Task forces on state pensions, juvenile justice and students put on hold by lawmakers' votes

06/14/2012 12:50 PM

(UPDATED with video) — Lawmakers who voted against approving an agenda at Wednesday’s Legislative Research Commission meeting had sought to make a point about responsible government but, in the process, indefinitely delayed the start of key legislative work.

A host of task forces and research projects on Kentucky’s prescription pill problem, juvenile justice system and the future of the state employee pension system cannot begin without approval of the Legislative Research Commission committee, which is is made up of leaders of both parties from the House and Senate.

On Wednesday, two House Republican leaders and three Democratic Senate leaders voted “No” on approving the agenda. House Republicans said they objected to the legislative branch covering the costs of lawyers to defend proposed state House and Senate redistricting maps in a court case in February. The Supreme Court ended up throwing out the case. And the lawyer for the legislative branch was Sheryl Snyder, who is set to be paid $45,000 for his work, according to state contract documents.

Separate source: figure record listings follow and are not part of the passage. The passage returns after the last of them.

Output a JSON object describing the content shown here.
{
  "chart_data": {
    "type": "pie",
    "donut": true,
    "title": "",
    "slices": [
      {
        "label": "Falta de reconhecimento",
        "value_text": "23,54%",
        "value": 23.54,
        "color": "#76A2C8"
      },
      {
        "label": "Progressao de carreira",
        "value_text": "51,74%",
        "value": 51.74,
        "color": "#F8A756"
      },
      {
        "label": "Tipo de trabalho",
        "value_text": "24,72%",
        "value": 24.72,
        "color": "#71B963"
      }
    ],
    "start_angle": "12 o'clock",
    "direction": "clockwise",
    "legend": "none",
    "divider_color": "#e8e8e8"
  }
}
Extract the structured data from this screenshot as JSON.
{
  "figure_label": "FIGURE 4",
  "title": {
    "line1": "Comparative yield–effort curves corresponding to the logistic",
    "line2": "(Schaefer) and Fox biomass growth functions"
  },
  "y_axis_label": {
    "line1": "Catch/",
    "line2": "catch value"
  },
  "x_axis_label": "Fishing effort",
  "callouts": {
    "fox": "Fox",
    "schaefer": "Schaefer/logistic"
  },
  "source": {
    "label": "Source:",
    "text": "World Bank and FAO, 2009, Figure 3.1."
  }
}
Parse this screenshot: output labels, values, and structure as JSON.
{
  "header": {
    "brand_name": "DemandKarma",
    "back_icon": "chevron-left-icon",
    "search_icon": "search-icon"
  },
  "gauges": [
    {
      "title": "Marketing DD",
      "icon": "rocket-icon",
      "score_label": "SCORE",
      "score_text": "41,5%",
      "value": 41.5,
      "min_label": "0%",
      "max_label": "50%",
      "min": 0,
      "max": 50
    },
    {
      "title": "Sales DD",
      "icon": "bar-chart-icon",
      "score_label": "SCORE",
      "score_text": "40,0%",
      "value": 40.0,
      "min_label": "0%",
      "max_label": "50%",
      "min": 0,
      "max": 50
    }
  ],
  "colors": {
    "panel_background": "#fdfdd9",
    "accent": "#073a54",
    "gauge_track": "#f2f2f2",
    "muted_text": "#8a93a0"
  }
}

Of the 100 plus items on Wednesday’s agenda those minority caucus leaders objected to one item of new business, Item C — a memorandum regarding retention of counsel from Senate President David Williams and House Speaker Greg Stumbo.

Republican Reps. Danny Ford (Mt. Vernon) and Bob DeWeese (Louisville) and Democratic Senate Leaders R.J. Palmer (Winchester), Johnny Ray Turner (Drift) and Jerry Rhoads (Madisonville) were the leaders who voted down the agenda, leaving the committee one vote shy of the nine needed to approve it. All five House Democratic leaders and the three Republican Senate leaders present voted for it.

House Republicans, who challenged the legitimacy of the maps, said taxpayers shouldn’t foot that bill. And in protest, the leaders of the minority caucuses in both chambers voted against the LRC meeting agenda.

“A motion to approve the agenda items failed. Therefore, no items on the agenda are to be considered approved, accepted, or referred,” an email from Legislative Research Commission Director Robert Sherman to all legislators and LRC staff said.

And the move by the House Republicans and Senate Democrats could be for naught. The Senate President and House Speaker have the authority to pay the lawyer fees of up to $125-an-hour, Sherman said in the email.

Sherman’s email, which was released to Pure Politics from Senate President David Williams’ office lists the committees and task forces that are now on the shelf until the LRC committee can meet again.

That includes an oversight committee to keep tabs on the implementation of rules related to prescription pills as part of the legislation the General Assembly passed in a special session in April as well as a task force that would study an age of criminal responsibility, status offenses involving runaway children, and other juvenile codes.

House Judiciary Chairman John Tilley, a Hopksinville Democrat, told Pure Politics reporter Don Weber that he he was disappointed that work would be delayed.

Also being delayed will be a task force that would study potential reforms to Kentucky’s public employee pension system. But Democratic Rep. Mike Cherry, who chairs the House state government committee, said he’ll just call for two meetings of the group next month to make up for it.

Among the other key groups delayed are:

  • Committees dealing with elementary, secondary, and post secondary education.
  • A task force that would develop a strategy to provide computers to fifth and sixth grade students for school and home use.
  • A task force looking into healthy eating habits for Kentuckians.

Sherman’s email says that all of the items agenda items not considered will appear on a future LRC meeting agenda. A phone call to LRC Director Bobby Sherman was not immediately returned.

“It’s obviously going to push some of the work back. Some of these committees have required reporting timetables, which means they’ll have to double up on work. I don’t think it’s anything that can’t be done, though,” House Speaker Greg Stumbo said in a statement to Pure Politics.

No date has been set for the next LRC meeting.